O resultado refletiu, basicamente, três projetos: Plenitude Melo Alves, GO Madalena e Hub Perdizes, que somaram R$ 881 milhões em valor geral de vendas (VGV), dos quais R$ 351 milhões correspondem à participação da companhia.
A velocidade de vendas (VSO) consolidada foi de 13% no 4T25, em linha com os 12% observados no 4T24. Para o BBI, essa estabilidade reforça a resiliência comercial da empresa, enquanto a queda nas entregas já era esperada frente ao calendário de obras.
“Para 2026, o ambiente mais desafiador e a ausência de gatilhos de curto prazo mantêm nossa leitura de equilíbrio para as ações”, afirmou o banco.
“A EVEN3 negocia a 0,6 vez o valor patrimonial (P/VPA), refletindo um valuation descontado, mas alinhado ao cenário atual do setor”, prosseguiu.
Lavvi (LAVV3)
No caso da Lavvi, o Bradesco BBI destacou que a companhia apresentou um 4T25 robusto, com lançamentos de R$ 880 milhões (queda anual de 3%, mas aumento de 253% no trimestre), distribuídos em quatro projetos:
- Casa Cerâmica (quase 100% vendido);
- Zen Cyrela by Yoo (36% vendido);
- Novvo Anália Franco (58% vendido);
- 2ª fase do Novvo Vila Prudente (32% vendido).
O mix incluiu empreendimentos de média e alta renda, além do segmento econômico, com destaque para a estreia da empresa na região de São Caetano do Sul (SP).

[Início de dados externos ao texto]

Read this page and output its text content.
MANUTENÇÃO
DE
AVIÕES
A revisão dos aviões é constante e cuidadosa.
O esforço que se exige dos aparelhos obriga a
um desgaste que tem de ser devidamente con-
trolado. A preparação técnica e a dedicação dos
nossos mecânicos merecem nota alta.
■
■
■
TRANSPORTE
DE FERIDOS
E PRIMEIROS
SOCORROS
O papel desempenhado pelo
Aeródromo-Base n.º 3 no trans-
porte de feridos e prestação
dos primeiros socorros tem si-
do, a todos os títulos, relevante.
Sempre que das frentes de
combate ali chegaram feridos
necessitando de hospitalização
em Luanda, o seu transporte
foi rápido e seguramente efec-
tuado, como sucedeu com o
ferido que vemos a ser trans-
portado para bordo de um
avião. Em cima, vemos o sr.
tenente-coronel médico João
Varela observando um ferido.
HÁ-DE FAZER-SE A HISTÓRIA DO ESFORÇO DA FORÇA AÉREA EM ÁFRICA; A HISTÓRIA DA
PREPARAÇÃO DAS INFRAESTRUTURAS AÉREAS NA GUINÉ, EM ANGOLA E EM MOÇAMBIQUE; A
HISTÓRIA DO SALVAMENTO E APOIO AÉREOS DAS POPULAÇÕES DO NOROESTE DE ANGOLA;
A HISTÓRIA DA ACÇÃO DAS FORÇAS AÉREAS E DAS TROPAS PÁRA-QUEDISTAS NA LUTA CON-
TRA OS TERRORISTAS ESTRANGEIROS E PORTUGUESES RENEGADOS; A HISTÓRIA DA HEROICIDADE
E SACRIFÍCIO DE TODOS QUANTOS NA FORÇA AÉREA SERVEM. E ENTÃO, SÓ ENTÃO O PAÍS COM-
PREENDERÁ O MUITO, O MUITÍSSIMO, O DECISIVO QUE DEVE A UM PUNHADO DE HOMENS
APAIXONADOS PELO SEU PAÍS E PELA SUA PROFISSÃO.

No acumulado de 2025, os lançamentos da Lavvi totalizaram cerca de R$ 2,4 bilhões, recuo de 14% em base anual.
Vendas, VSO e landbank
Já as vendas líquidas alcançaram R$ 718 milhões no 4T25, queda de 17% frente ao mesmo período de 2024, enquanto a VSO avançou para 32%, alta de 15 pontos percentuais no trimestre.
Os números, segundo o BBI, reforçam um período sólido para a construtora e demonstram boa tração comercial e execução consistente.
“O aumento expressivo do landbank (banco de terrenos), agora em R$ 5,9 bilhões, garante visibilidade confortável de pipeline para 2026 e 2027, um diferencial relevante no atual ciclo do setor”, escreveu o banco, que manteve recomendação de compra para LAVV3.
Visão do BTG
Por sua vez, o BTG Pactual também avaliou o 4T25 da empresa como “sólido”, destacando lançamentos fortes e boa velocidade de vendas.
“A Lavvi acelerou os lançamentos, chegando a seu segundo maior resultado trimestral de todos os tempos e apresentando um bom desempenho de vendas, apesar de ter ficado abaixo de nossas expectativas”, pontuou em relatório.
O banco, no entanto, ressaltou que segue cauteloso com o segmento de média e alta renda no país, diante de um cenário macroeconômico mais adverso e juros ainda elevados, que afetam a capacidade de compra dos consumidores.
Ainda assim, mantém visão positiva sobre a companhia, citando o valuation atrativo, com P/L estimado em cerca de 6 vezes para 2026.
Também por volta das 14h (horário de Brasília), as ações LAVV3 recuavam aproximadamente 5%, negociadas a R$ 16,02.